Back to Bear

Append mode for compilation database

requirements/output-append.md

4.1.34.9 KB
Original Source

Intent

When the user performs incremental builds or builds separate components at different times, they need to accumulate compilation entries across multiple Bear runs into a single compilation database. The --append flag merges new entries with an existing compile_commands.json instead of overwriting it.

Acceptance criteria

  • When --append is specified and the output file exists, existing entries are preserved and new entries are added after them
  • When --append is specified and the output file does not exist, Bear logs a warning and writes only the new entries (no error)
  • When --append is not specified, the output file is overwritten with only the new entries (default behavior)
  • When the existing file cannot be opened (e.g. permission denied), Bear returns an error and does not write output
  • When the existing file opens but contains invalid JSON or invalid entries, Bear skips invalid entries individually with a logged warning per entry and preserves valid entries
  • Existing entries appear before new entries in the combined output
  • The combined output (existing + new) passes through the rest of the output pipeline (duplicate filtering, source filtering, atomic write)

Implementation details

The --append flag is available both in the semantic subcommand and in the combined mode (bear --append -- <build>).

When append mode is active, Bear reads the existing compilation database before writing the new one. The existing entries are chained before the new entries. This ordering matters: the duplicate filter (output-duplicate-detection) keeps the first occurrence, so when a file is recompiled with identical flags the original entry from the existing database is preserved.

The append step runs after entry conversion and before the atomic write (output-atomic-write). The duplicate filter (output-duplicate-detection) and source filter run after the atomic write stage in the pipeline.

Reading errors are handled at two levels:

  • File-open failures (missing permissions, IO errors) propagate as hard errors. Bear does not write output in this case.
  • Parse-level failures (malformed JSON entries) are handled per-entry: each invalid entry is skipped with a warning, and valid entries are preserved. For a wholly corrupted (non-JSON) file, the parser may yield zero entries and zero warnings -- the user receives no visible warning in this case.

Non-functional constraints

  • Must not corrupt the output file if Bear is interrupted during the read phase (the atomic write in output-atomic-write handles this)
  • The existing database is read via a streaming iterator; however the underlying JSON parser may buffer the full array in memory

Testing

Given no existing compile_commands.json:

When the user runs bear --append -- <compiler> -c file1.c, then compile_commands.json is created with one entry for file1.c.

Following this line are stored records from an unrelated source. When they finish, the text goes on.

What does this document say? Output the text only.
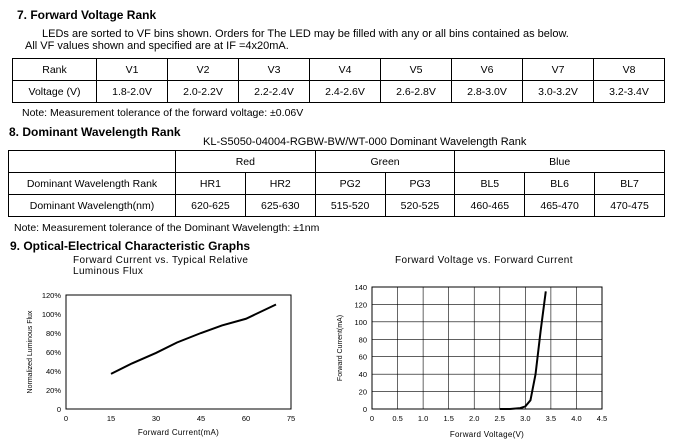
7. Forward Voltage Rank
LEDs are sorted to VF bins shown. Orders for The LED may be filled with any or all bins contained as below.
All VF values shown and specified are at IF =4x20mA.
Rank	V1	V2	V3	V4	V5	V6	V7	V8
Voltage (V)	1.8-2.0V	2.0-2.2V	2.2-2.4V	2.4-2.6V	2.6-2.8V	2.8-3.0V	3.0-3.2V	3.2-3.4V
Note: Measurement tolerance of the forward voltage: ±0.06V
8. Dominant Wavelength Rank
KL-S5050-04004-RGBW-BW/WT-000 Dominant Wavelength Rank
	Red		Green		Blue		
Dominant Wavelength Rank	HR1	HR2	PG2	PG3	BL5	BL6	BL7
Dominant Wavelength(nm)	620-625	625-630	515-520	520-525	460-465	465-470	470-475
Note: Measurement tolerance of the Dominant Wavelength: ±1nm
9. Optical-Electrical Characteristic Graphs
Forward Current vs. Typical Relative
Luminous Flux
Forward Voltage vs. Forward Current
0	15	30	45	60	75
0
20%
40%
60%
80%
100%
120%
Forward Current(mA)
Normalized Luminous Flux
0 0.5 1.0 1.5 2.0 2.5 3.0 3.5 4.0 4.5
0
20
40
60
80
100
120
140
Forward Voltage(V)
Forward Current(mA)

Given an existing compile_commands.json with an entry for file1.c:

When the user runs bear --append -- <compiler> -c file2.c, then compile_commands.json contains entries for both file1.c and file2.c.

Given an existing compile_commands.json with an entry for file1.c:

When the user runs bear -- <compiler> -c file2.c (no --append), then compile_commands.json contains only the entry for file2.c.

Given an existing compile_commands.json with corrupted JSON content:

When the user runs bear --append -- <compiler> -c file1.c, then compile_commands.json contains only the entry for file1.c.

Given an existing compile_commands.json with some valid and some invalid entries:

When the user runs bear --append -- <compiler> -c new.c, then the valid existing entries are preserved, the invalid entries are skipped with per-entry warnings, and the new entry is added.

Given an existing compile_commands.json with read permission denied:

When the user runs bear --append -- <compiler> -c file1.c, then Bear exits with an IO error and does not write output.

Given an existing compile_commands.json and a new build that produces zero compiler invocations:

When the user runs bear --append -- true, then the existing entries are preserved unchanged.

Given an existing compile_commands.json with an entry for file1.c compiled with -O2, and a new build that compiles file1.c with identical flags:

When the user runs bear --append -- <compiler> -c -O2 file1.c, then the duplicate filter determines whether both entries survive, and the original entry (from the existing database) takes priority.

Notes

  • GitHub issue #532 reported severe performance degradation with --append on large projects in the old C++ implementation. The current Rust implementation uses iterators but the underlying JSON parser may still buffer the full file.
  • GitHub PR #497 introduced an --update concept where existing entries with matching filenames are replaced rather than appended. This is related but distinct from basic append behavior.